Against Zara and its tribe, the company is banking on Spanish label Desigual, which is priced at a premium, in the region of $80. There’s also designer Rocky S’s brand RS, Femina Flaunt, and actor Sonam Kapoor and Rhea Kapoor’s brand Rehson. The company is also moving away from slow categories like jewellery to focus on beauty and eyewear. Brands like Estee Lauder, MAC, Bobby Brown, and Clinique have delivered healthy like-to-like growth and robust margins, and the company plans to extend their presence to quick shopping destinations like airports through standalone stores. In the apparel category, it has added a new feature called the style hub in the centre of the store that gives the shopper a quick idea of what’s in fashion.

Big fixes are afoot at Hypercity too. “Food and grocery accounts for about 60% of a household’s total spend. That’s why we chose to focus on that category at Hypercity,” says Shrikhande. The first Hypercity store in Malad, a Mumbai suburb, was hugely successful.
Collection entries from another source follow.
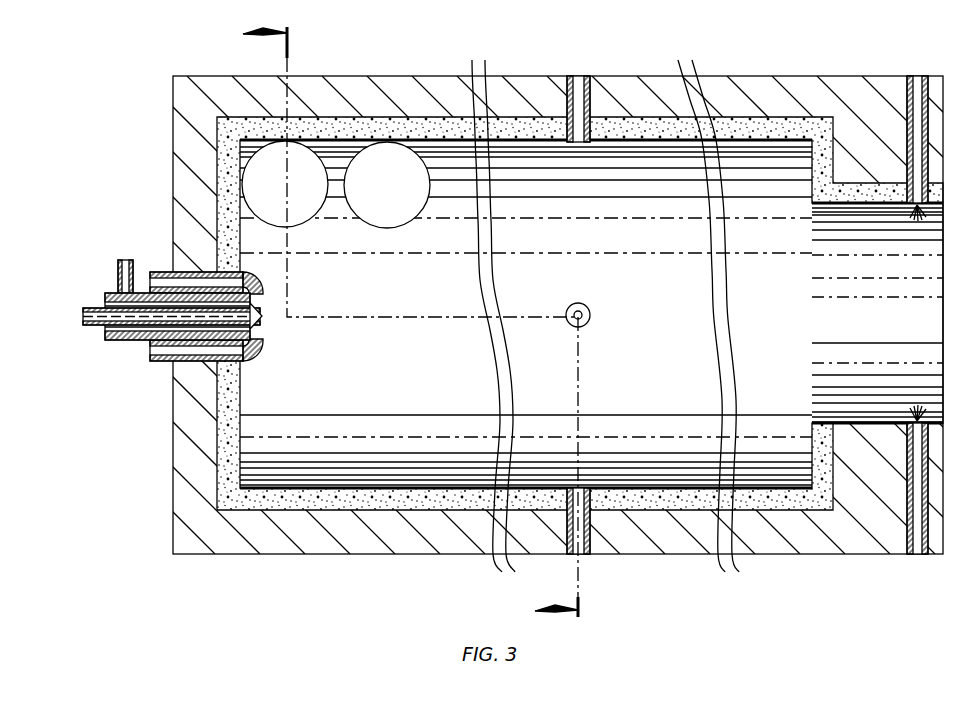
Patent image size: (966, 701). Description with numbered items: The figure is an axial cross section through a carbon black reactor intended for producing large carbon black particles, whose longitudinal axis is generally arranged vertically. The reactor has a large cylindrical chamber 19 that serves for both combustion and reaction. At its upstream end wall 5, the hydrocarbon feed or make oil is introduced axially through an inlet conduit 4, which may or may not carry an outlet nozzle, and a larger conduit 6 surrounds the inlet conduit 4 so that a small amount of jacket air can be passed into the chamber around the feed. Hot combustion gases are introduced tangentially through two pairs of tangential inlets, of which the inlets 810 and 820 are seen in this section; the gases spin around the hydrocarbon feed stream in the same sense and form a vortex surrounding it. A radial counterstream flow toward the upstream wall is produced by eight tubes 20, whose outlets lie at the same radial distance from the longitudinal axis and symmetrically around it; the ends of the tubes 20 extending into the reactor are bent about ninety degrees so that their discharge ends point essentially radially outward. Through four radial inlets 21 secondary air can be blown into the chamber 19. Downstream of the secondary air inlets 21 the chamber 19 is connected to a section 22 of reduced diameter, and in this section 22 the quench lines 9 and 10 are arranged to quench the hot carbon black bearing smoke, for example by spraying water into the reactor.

The inlet conduit 4 is at (278, 331).
The upstream end wall 5 is at (243, 248).
The larger conduit 6 is at (108, 343).
The quench line 9 is at (929, 85).
The quench line 10 is at (918, 556).
The cylindrical chamber 19 is at (656, 321).
The tubes 20 is at (258, 275).
The radial inlets 21 is at (585, 143).
The section with reduced diameter 22 is at (842, 323).
The tangential inlet 810 is at (295, 225).
The tangential inlet 820 is at (390, 228).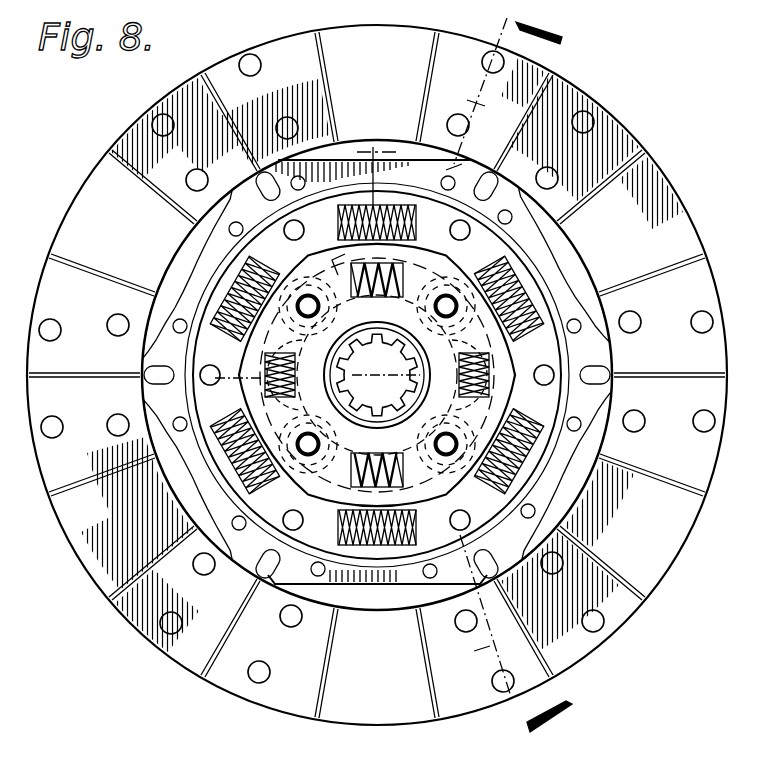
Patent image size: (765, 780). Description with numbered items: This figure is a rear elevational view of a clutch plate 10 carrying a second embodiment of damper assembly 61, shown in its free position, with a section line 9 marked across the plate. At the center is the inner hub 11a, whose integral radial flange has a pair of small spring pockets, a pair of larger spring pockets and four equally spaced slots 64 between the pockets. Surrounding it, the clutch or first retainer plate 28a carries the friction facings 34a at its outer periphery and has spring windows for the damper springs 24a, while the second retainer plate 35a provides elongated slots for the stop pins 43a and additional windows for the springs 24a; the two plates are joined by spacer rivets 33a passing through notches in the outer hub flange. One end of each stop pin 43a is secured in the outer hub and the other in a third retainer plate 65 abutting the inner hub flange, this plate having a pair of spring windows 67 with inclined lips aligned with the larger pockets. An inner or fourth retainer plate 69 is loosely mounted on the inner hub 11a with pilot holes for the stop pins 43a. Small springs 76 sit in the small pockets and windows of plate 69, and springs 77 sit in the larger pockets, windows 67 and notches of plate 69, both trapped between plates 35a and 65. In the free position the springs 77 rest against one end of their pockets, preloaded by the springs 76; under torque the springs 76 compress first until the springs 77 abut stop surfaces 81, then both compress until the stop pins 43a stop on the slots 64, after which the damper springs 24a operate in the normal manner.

The section line 9- 9 is at (509, 383).
The hub 10 is at (314, 375).
The inner hub 11a is at (337, 470).
The damper springs 24a is at (527, 297).
The clutch or first retainer plate 28a is at (147, 386).
The spacer rivets 33a is at (284, 236).
The friction facings 34a is at (86, 522).
The second retainer plate 35a is at (255, 512).
The stop pins 43a is at (452, 308).
The damper assembly 61 is at (625, 108).
The slots 64 is at (511, 392).
The third retainer plate 65 is at (313, 262).
The spring windows 67 is at (407, 283).
The inner or fourth retainer plate 69 is at (291, 372).
The small springs 76 is at (528, 346).
The springs 77 is at (376, 386).
The stop surfaces 81 is at (337, 265).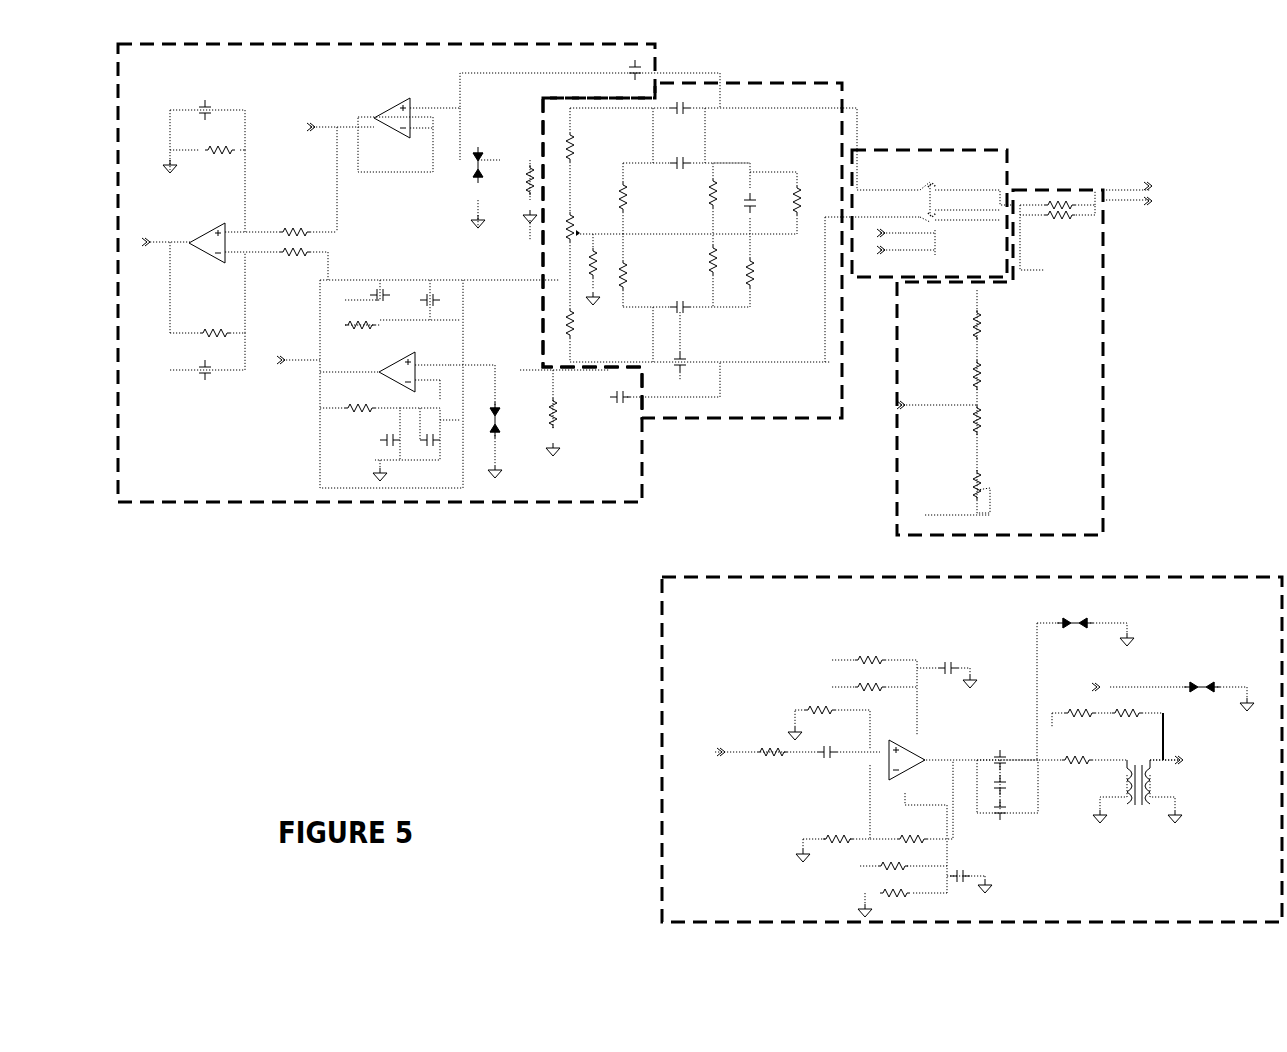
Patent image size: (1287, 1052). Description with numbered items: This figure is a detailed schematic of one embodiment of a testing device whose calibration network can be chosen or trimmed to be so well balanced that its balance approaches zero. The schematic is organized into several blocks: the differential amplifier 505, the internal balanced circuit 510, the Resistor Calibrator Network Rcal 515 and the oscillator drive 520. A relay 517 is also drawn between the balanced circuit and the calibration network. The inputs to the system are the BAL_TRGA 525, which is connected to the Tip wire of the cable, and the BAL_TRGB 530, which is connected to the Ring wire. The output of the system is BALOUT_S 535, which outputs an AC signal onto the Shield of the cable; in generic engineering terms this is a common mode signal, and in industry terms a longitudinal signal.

The differential amplifier 505 is at (207, 502).
The internal balanced circuit 510 is at (772, 527).
The Rcal 515 is at (1103, 465).
The relay 517 is at (912, 150).
The oscillator drive 520 is at (566, 665).
The BAL_TRGA 525 is at (1130, 177).
The BAL_TRGB 530 is at (1130, 198).
The BALOUT_S 535 is at (1180, 760).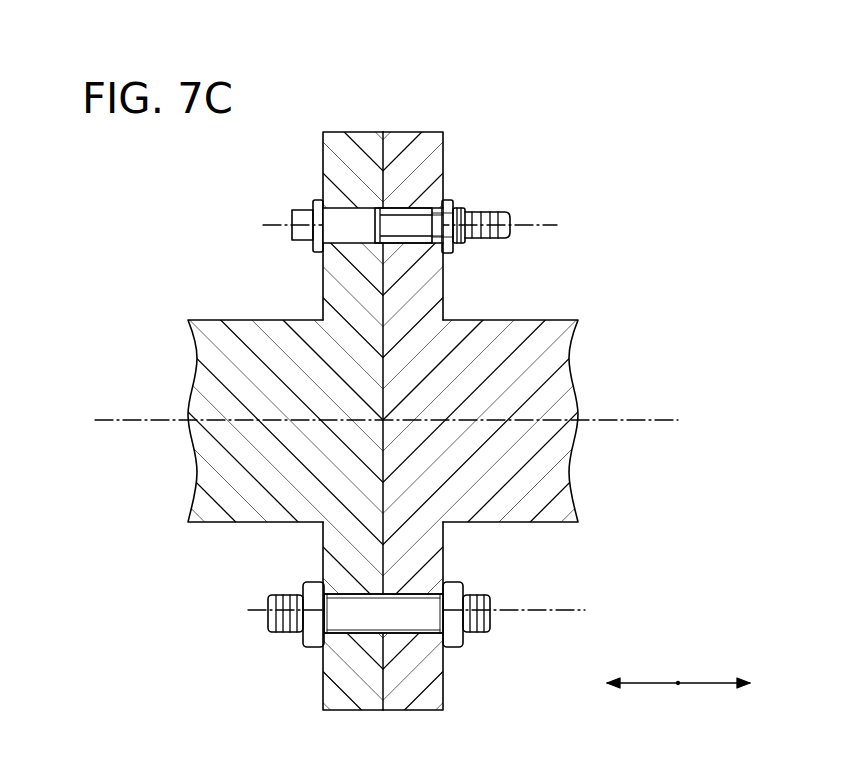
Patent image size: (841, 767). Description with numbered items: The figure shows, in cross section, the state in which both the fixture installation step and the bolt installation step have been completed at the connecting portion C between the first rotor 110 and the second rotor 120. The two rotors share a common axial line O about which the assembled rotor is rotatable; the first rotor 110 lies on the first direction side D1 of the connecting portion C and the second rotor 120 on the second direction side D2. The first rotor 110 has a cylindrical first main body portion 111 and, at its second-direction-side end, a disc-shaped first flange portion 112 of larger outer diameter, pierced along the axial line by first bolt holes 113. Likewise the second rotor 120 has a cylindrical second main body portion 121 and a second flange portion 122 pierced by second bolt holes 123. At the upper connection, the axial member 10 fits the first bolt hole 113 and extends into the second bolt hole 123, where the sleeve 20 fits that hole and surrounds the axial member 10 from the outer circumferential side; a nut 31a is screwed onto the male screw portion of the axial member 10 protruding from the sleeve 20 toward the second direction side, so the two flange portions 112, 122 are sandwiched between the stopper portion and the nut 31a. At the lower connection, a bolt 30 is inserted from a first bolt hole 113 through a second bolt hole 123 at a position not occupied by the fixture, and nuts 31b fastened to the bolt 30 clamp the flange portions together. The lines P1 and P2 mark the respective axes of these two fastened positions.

But things quickly went wrong. “With the Malad store, we experimented with the big-box format outside the city, and its success took us down the wrong path,” says Shrikhande. The next few locations failed to recreate the numbers, and since then Hypercity has shed a lot of flab. It has exited unprofitable categories like electronics and furniture to focus more on daily-wear apparel and food. From a footprint stretching 1.3 million sq. ft. over 12 stores, Hypercity now occupies a trimmer 1.25 million sq ft over 16 stores, and expects to be EBIT positive by end-FY16 and PAT positive by end-FY17.

Ultimately, the fate of Shoppers Stop’s fightback rests on its level-headed chief’s faith in retail. Through our chat, Shrikhande doesn’t skirt difficult questions or look to shift blame, steering clear of the denial that has sunk many a legacy company in the digital age. Even when he talks up Shoppers Stop’s omni channel future, he does so with quiet confidence. There is no hint of the aggression that marks the public statements of Kishore Biyani, for instance, who is known to lambaste the business model of fledgling e-commerce firms.

Shrikhande says Shoppers Stop will be all right because of one simple reason: Human beings love experiences. “You spend a few thousand rupees on a movie in a multiplex with your family, even though you know you can watch it for free on TV,” he says. “You spend that money because you want the experience. No one can take away that experience from physical retail.”